National Australia Bank is undertaking an IPO of its UK retail arm, Clydesdale Bank. By selling down 25% to institutional investors and in specie distribute the remaining 75% to existing shareholder. NAB management is essentially washing of its hands of its UK problem.
We gather that now is not the right time to undertake a sale of a UK bank given the structural and competitive issues in the UK but they still want to move forward with discarding the UK business so an in specie structure is best move going forward.
NAB Financial Summary Post CYBG Demerger
Table above shows important proforma metrics provided by NAB post the demerger of CYBG.

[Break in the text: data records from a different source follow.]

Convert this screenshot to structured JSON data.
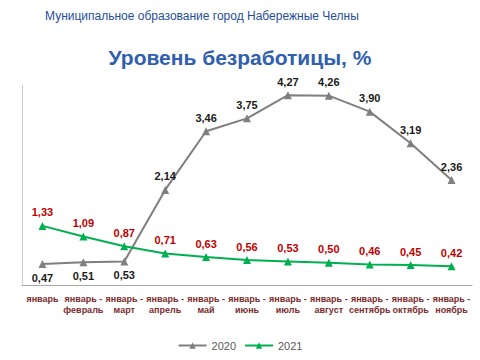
{
  "header": "Муниципальное образование город Набережные Челны",
  "chart_data": {
    "type": "line",
    "title": "Уровень безработицы, %",
    "categories": [
      "январь",
      "январь - февраль",
      "январь - март",
      "январь - апрель",
      "январь - май",
      "январь - июнь",
      "январь - июль",
      "январь - август",
      "январь - сентябрь",
      "январь - октябрь",
      "январь - ноябрь"
    ],
    "series": [
      {
        "name": "2020",
        "color": "#7f7f7f",
        "marker": "triangle",
        "values": [
          0.47,
          0.51,
          0.53,
          2.14,
          3.46,
          3.75,
          4.27,
          4.26,
          3.9,
          3.19,
          2.36
        ],
        "value_labels": [
          "0,47",
          "0,51",
          "0,53",
          "2,14",
          "3,46",
          "3,75",
          "4,27",
          "4,26",
          "3,90",
          "3,19",
          "2,36"
        ]
      },
      {
        "name": "2021",
        "color": "#00b050",
        "marker": "triangle",
        "values": [
          1.33,
          1.09,
          0.87,
          0.71,
          0.63,
          0.56,
          0.53,
          0.5,
          0.46,
          0.45,
          0.42
        ],
        "value_labels": [
          "1,33",
          "1,09",
          "0,87",
          "0,71",
          "0,63",
          "0,56",
          "0,53",
          "0,50",
          "0,46",
          "0,45",
          "0,42"
        ]
      }
    ],
    "ylim": [
      0,
      4.5
    ],
    "tick_labels": "x",
    "grid": false,
    "legend": "bottom",
    "data_labels": true
  }
}
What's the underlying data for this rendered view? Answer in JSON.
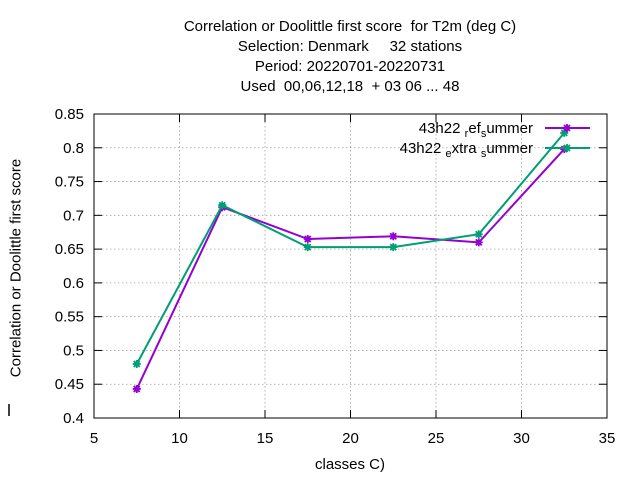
{
  "chart_data": {
    "type": "line",
    "title_lines": [
      "Correlation or Doolittle first score  for T2m (deg C)",
      "Selection: Denmark     32 stations",
      "Period: 20220701-20220731",
      "Used  00,06,12,18  + 03 06 ... 48"
    ],
    "xlabel": "classes C)",
    "ylabel": "Correlation or Doolittle first score",
    "xlim": [
      5,
      35
    ],
    "ylim": [
      0.4,
      0.85
    ],
    "xticks": [
      "5",
      "10",
      "15",
      "20",
      "25",
      "30",
      "35"
    ],
    "yticks": [
      "0.4",
      "0.45",
      "0.5",
      "0.55",
      "0.6",
      "0.65",
      "0.7",
      "0.75",
      "0.8",
      "0.85"
    ],
    "grid": true,
    "legend_position": "top-right",
    "x": [
      7.5,
      12.5,
      17.5,
      22.5,
      27.5,
      32.5
    ],
    "series": [
      {
        "name": "43h22_ref_summer",
        "legend_parts": [
          [
            "43h22 ",
            "normal"
          ],
          [
            "r",
            "sub"
          ],
          [
            "ef",
            "normal"
          ],
          [
            "s",
            "sub"
          ],
          [
            "ummer",
            "normal"
          ]
        ],
        "color": "#9400d3",
        "values": [
          0.443,
          0.712,
          0.665,
          0.669,
          0.66,
          0.798
        ]
      },
      {
        "name": "43h22_extra_summer",
        "legend_parts": [
          [
            "43h22 ",
            "normal"
          ],
          [
            "e",
            "sub"
          ],
          [
            "xtra ",
            "normal"
          ],
          [
            "s",
            "sub"
          ],
          [
            "ummer",
            "normal"
          ]
        ],
        "color": "#009e73",
        "values": [
          0.48,
          0.715,
          0.653,
          0.653,
          0.672,
          0.822
        ]
      }
    ]
  }
}
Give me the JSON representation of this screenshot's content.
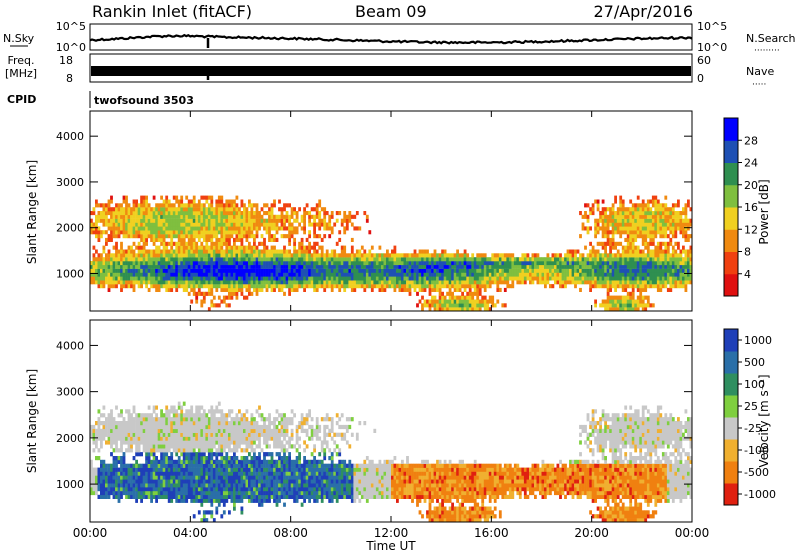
{
  "header": {
    "station": "Rankin Inlet (fitACF)",
    "beam": "Beam 09",
    "date": "27/Apr/2016"
  },
  "strips": {
    "nsky_label": "N.Sky",
    "nsky_ticks": [
      "10^5",
      "10^0"
    ],
    "nsearch_label": "N.Search",
    "nsearch_ticks": [
      "10^5",
      "10^0"
    ],
    "freq_label": "Freq.",
    "freq_unit": "[MHz]",
    "freq_ticks": [
      "18",
      "8"
    ],
    "nave_label": "Nave",
    "nave_ticks": [
      "60",
      "0"
    ],
    "cpid_label": "CPID",
    "cpid_value": "twofsound 3503"
  },
  "x_axis": {
    "label": "Time UT",
    "ticks": [
      "00:00",
      "04:00",
      "08:00",
      "12:00",
      "16:00",
      "20:00",
      "00:00"
    ],
    "range_hours": [
      0,
      24
    ]
  },
  "chart_data": [
    {
      "type": "heatmap",
      "name": "power",
      "ylabel": "Slant Range [km]",
      "yticks": [
        1000,
        2000,
        3000,
        4000
      ],
      "ylim": [
        180,
        4550
      ],
      "colorbar_label": "Power [dB]",
      "colorbar_ticks": [
        "4",
        "8",
        "12",
        "16",
        "20",
        "24",
        "28"
      ],
      "colors": [
        "#0000ff",
        "#1e50b4",
        "#2f8f50",
        "#7fbf3f",
        "#f0d020",
        "#f08a10",
        "#f04010",
        "#e01010"
      ],
      "range": [
        0,
        32
      ]
    },
    {
      "type": "heatmap",
      "name": "velocity",
      "ylabel": "Slant Range [km]",
      "yticks": [
        1000,
        2000,
        3000,
        4000
      ],
      "ylim": [
        180,
        4550
      ],
      "colorbar_label": "Velocity [m s⁻¹]",
      "colorbar_ticks": [
        "1000",
        "500",
        "100",
        "25",
        "-25",
        "-100",
        "-500",
        "-1000"
      ],
      "colors": [
        "#1f3fb8",
        "#2a6fa8",
        "#2f8f60",
        "#7fcf3f",
        "#c8c8c8",
        "#f0b030",
        "#f08010",
        "#e02010"
      ]
    }
  ]
}
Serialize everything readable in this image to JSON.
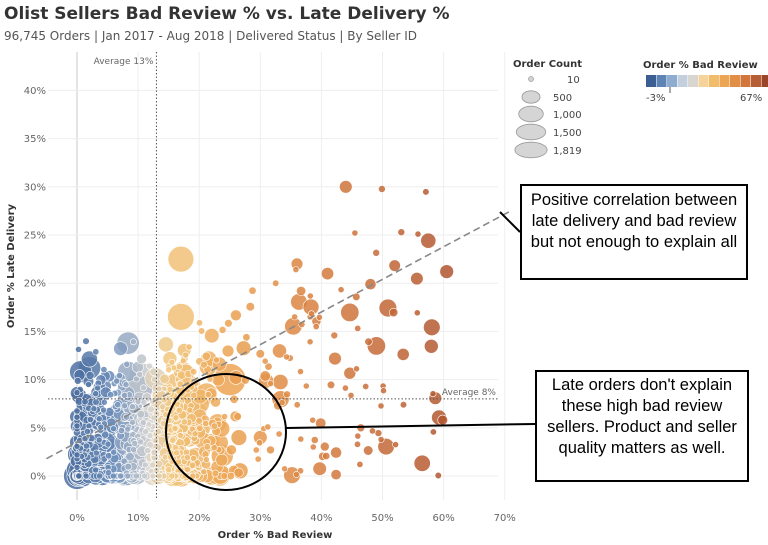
{
  "chart_data": {
    "type": "scatter",
    "title": "Olist Sellers Bad Review  % vs. Late Delivery %",
    "subtitle": "96,745  Orders | Jan 2017 - Aug 2018 | Delivered Status | By Seller ID",
    "xlabel": "Order % Bad Review",
    "ylabel": "Order % Late Delivery",
    "xlim": [
      -0.05,
      0.72
    ],
    "ylim": [
      -0.02,
      0.43
    ],
    "x_ticks": [
      "0%",
      "10%",
      "20%",
      "30%",
      "40%",
      "50%",
      "60%",
      "70%"
    ],
    "y_ticks": [
      "0%",
      "5%",
      "10%",
      "15%",
      "20%",
      "25%",
      "30%",
      "35%",
      "40%"
    ],
    "grid": true,
    "reference_lines": [
      {
        "axis": "x",
        "value": 0.13,
        "label": "Average 13%"
      },
      {
        "axis": "y",
        "value": 0.08,
        "label": "Average 8%"
      }
    ],
    "trend_line": {
      "from": [
        -0.05,
        0.018
      ],
      "to": [
        0.71,
        0.275
      ]
    },
    "size_legend": {
      "title": "Order Count",
      "entries": [
        "10",
        "500",
        "1,000",
        "1,500",
        "1,819"
      ],
      "values": [
        10,
        500,
        1000,
        1500,
        1819
      ]
    },
    "color_legend": {
      "title": "Order % Bad Review",
      "min_label": "-3%",
      "max_label": "67%",
      "colors": [
        "#3b5f93",
        "#5d84b4",
        "#8eaccf",
        "#c3cfdc",
        "#d9d6d2",
        "#f5d39a",
        "#f2bd6b",
        "#eca552",
        "#e28e46",
        "#d0763a",
        "#b75d33",
        "#9a4429"
      ]
    },
    "highlighted_points": [
      {
        "x": 0.0,
        "y": 0.0,
        "count": 600
      },
      {
        "x": 0.17,
        "y": 0.085,
        "count": 1819
      },
      {
        "x": 0.25,
        "y": 0.1,
        "count": 900
      },
      {
        "x": 0.17,
        "y": 0.225,
        "count": 550
      },
      {
        "x": 0.17,
        "y": 0.165,
        "count": 600
      },
      {
        "x": 0.49,
        "y": 0.135,
        "count": 250
      },
      {
        "x": 0.605,
        "y": 0.212,
        "count": 120
      },
      {
        "x": 0.44,
        "y": 0.3,
        "count": 100
      },
      {
        "x": 0.41,
        "y": 0.21,
        "count": 90
      },
      {
        "x": 0.36,
        "y": 0.22,
        "count": 80
      },
      {
        "x": 0.3,
        "y": 0.04,
        "count": 120
      },
      {
        "x": 0.23,
        "y": 0.055,
        "count": 250
      },
      {
        "x": 0.2,
        "y": 0.05,
        "count": 400
      },
      {
        "x": 0.06,
        "y": 0.06,
        "count": 500
      },
      {
        "x": 0.1,
        "y": 0.09,
        "count": 700
      },
      {
        "x": 0.11,
        "y": 0.1,
        "count": 900
      },
      {
        "x": 0.04,
        "y": 0.03,
        "count": 500
      }
    ],
    "colors": {
      "low": "#3b5f93",
      "mid": "#d7d5d2",
      "high": "#a5492b"
    }
  },
  "callouts": {
    "top": "Positive correlation between late delivery and bad review but not enough to explain all",
    "bottom": "Late orders don't explain these high bad review sellers. Product and seller quality matters as well."
  }
}
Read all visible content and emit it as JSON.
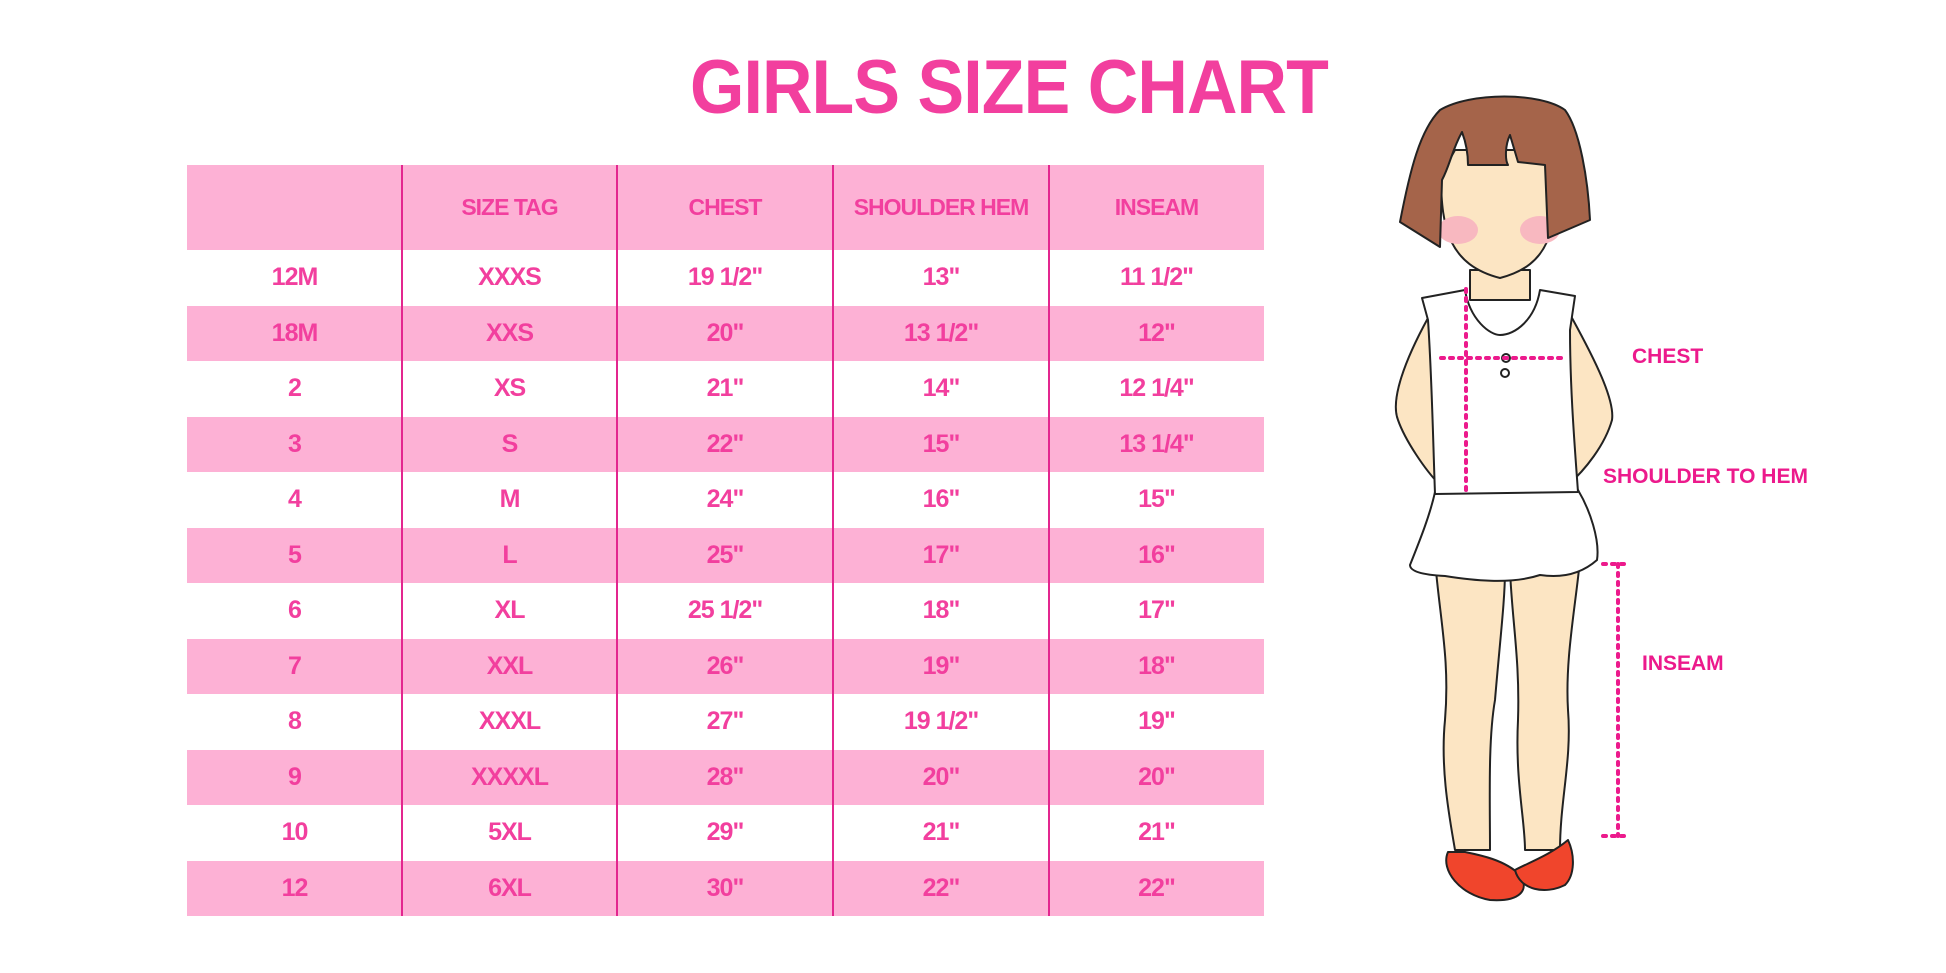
{
  "title": "GIRLS SIZE CHART",
  "colors": {
    "accent": "#f23f9e",
    "row_pink": "#fdb1d5",
    "divider": "#e3268f",
    "label": "#ec1a8c"
  },
  "table": {
    "headers": [
      "",
      "SIZE TAG",
      "CHEST",
      "SHOULDER HEM",
      "INSEAM"
    ],
    "rows": [
      [
        "12M",
        "XXXS",
        "19 1/2\"",
        "13\"",
        "11 1/2\""
      ],
      [
        "18M",
        "XXS",
        "20\"",
        "13 1/2\"",
        "12\""
      ],
      [
        "2",
        "XS",
        "21\"",
        "14\"",
        "12 1/4\""
      ],
      [
        "3",
        "S",
        "22\"",
        "15\"",
        "13 1/4\""
      ],
      [
        "4",
        "M",
        "24\"",
        "16\"",
        "15\""
      ],
      [
        "5",
        "L",
        "25\"",
        "17\"",
        "16\""
      ],
      [
        "6",
        "XL",
        "25 1/2\"",
        "18\"",
        "17\""
      ],
      [
        "7",
        "XXL",
        "26\"",
        "19\"",
        "18\""
      ],
      [
        "8",
        "XXXL",
        "27\"",
        "19 1/2\"",
        "19\""
      ],
      [
        "9",
        "XXXXL",
        "28\"",
        "20\"",
        "20\""
      ],
      [
        "10",
        "5XL",
        "29\"",
        "21\"",
        "21\""
      ],
      [
        "12",
        "6XL",
        "30\"",
        "22\"",
        "22\""
      ]
    ]
  },
  "figure": {
    "labels": {
      "chest": "CHEST",
      "shoulder": "SHOULDER TO HEM",
      "inseam": "INSEAM"
    }
  }
}
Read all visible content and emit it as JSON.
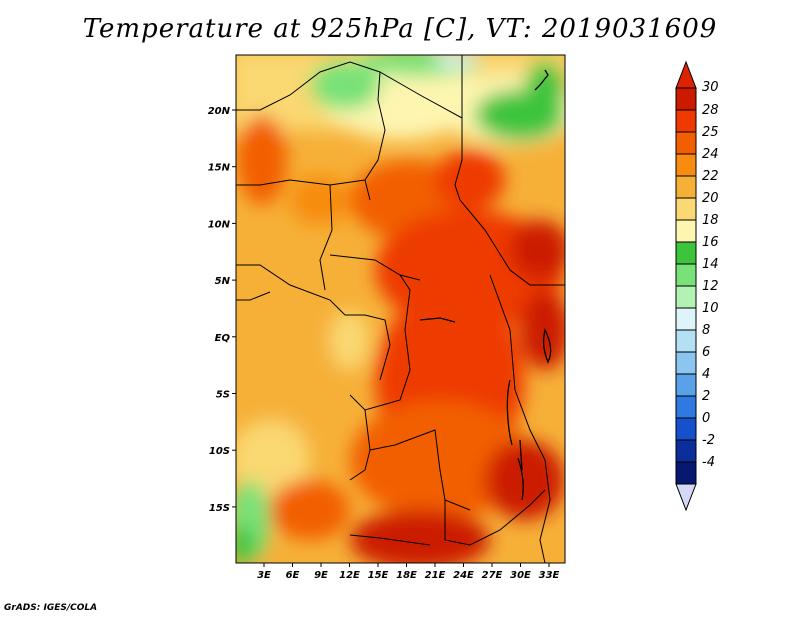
{
  "title": "Temperature at 925hPa [C], VT: 2019031609",
  "credit": "GrADS: IGES/COLA",
  "map": {
    "lon_labels": [
      "3E",
      "6E",
      "9E",
      "12E",
      "15E",
      "18E",
      "21E",
      "24E",
      "27E",
      "30E",
      "33E"
    ],
    "lat_labels": [
      "20N",
      "15N",
      "10N",
      "5N",
      "EQ",
      "5S",
      "10S",
      "15S"
    ]
  },
  "colorbar": {
    "levels": [
      "30",
      "28",
      "25",
      "24",
      "22",
      "20",
      "18",
      "16",
      "14",
      "12",
      "10",
      "8",
      "6",
      "4",
      "2",
      "0",
      "-2",
      "-4"
    ],
    "colors": [
      "#cc1a00",
      "#ee3a00",
      "#f25e00",
      "#f78c10",
      "#f6b038",
      "#fad872",
      "#fdf5b0",
      "#3cc43c",
      "#78e278",
      "#b2f2b2",
      "#dcf4fa",
      "#b4e0f6",
      "#8ac6f0",
      "#5aa2e8",
      "#2f7ae0",
      "#1650cc",
      "#0c2e9a",
      "#061870"
    ],
    "top_color": "#dd2200",
    "bottom_color": "#d6d8f8"
  }
}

- Cash earning will improve more than 10% on a group basis but slight decline excluding specific items. This implies current earnings are dragged down by CYBG which is run at a loss due one time charges. Excluding these charges underlying profit will not be broadly impacted by this transaction.
- Net Interest Margin (NIM) experience a slight decline from 1.87% to 1.82%. Interesting the CYBG disclosure the NIM for the UK retail business is above 2%. As we implied in our analysis of CYBG. The obstacle for CYBG is not the headline revenue or growth. It is its high cost structure. This is reflected in the banking cost to income ratio (CTI) where it is above 70%.
- CTI for NAB decline full 9.7% across the group from 50% to just above 41%. The impact is largely positive for NAB which will now be predominantly Australian Bank (with focus on mortgages and business banking) with a UK retail arm.
- By removing the retail arm which is responsible a large disproportion of the cost structure, the group will be better for it.
- Slight decline in funding index given UK relies larger on retail deposit. Not really issue post transaction.
Key takeaway from CYBG presentation is that NAB will be better off without the business even if management gives it away at what can be considered firesale prices of 0.5x to .0.75x book value.
However given the terrible returns in the discarded unit with Return on Equity from 5.1% in 2015 to 7.5% in 2014 means overall impact is not that bad.
If new Clydesdale management get the cost structure under control then it could be a good buy.
We are skeptical given that in the initial 12 to 24 month of independence it still relies on NAB for some critical support functions. Once those are brought in house, cost will be borne buy CYBG shareholders.
The challenge faced by the management is that it has to cut cost out of the business at the same stack on additional ancillary infrastructure cost that is critical for day to day operations.
The return of Australian banks shows that NAB has outperformed its peers as result of the transaction. This can be attributed to investors giving credit to management that the current business structure is much clearer and transparent.
NAB Dividend History
Chart above shows the NAB dividend over the last 10 years. It took a tumble during the GFC where it was cut by more than 20% and has made its way back since.
The dividend has been broadly flat in the recent period at a level just slightly above the peak pre crises earnings. After the CYB demgerger, most of the groups income will be sourced from Australia. This means that the franking credit component of the dividend could increase in the future to 100% of the dividend.
The business has been hampered by its history of overseas adventures. The goal of Clydesdale demerger is to give it self a new start and by focusing on the Australian market once again.
Australian banking sector is dominated by the big which make up a large portion the listed companies on the ASX (see ASX 20 and broader ASX Ordinary Indices). Hopefully the shareholders will be rewarded for owning a financial institutional with an oligopoly position.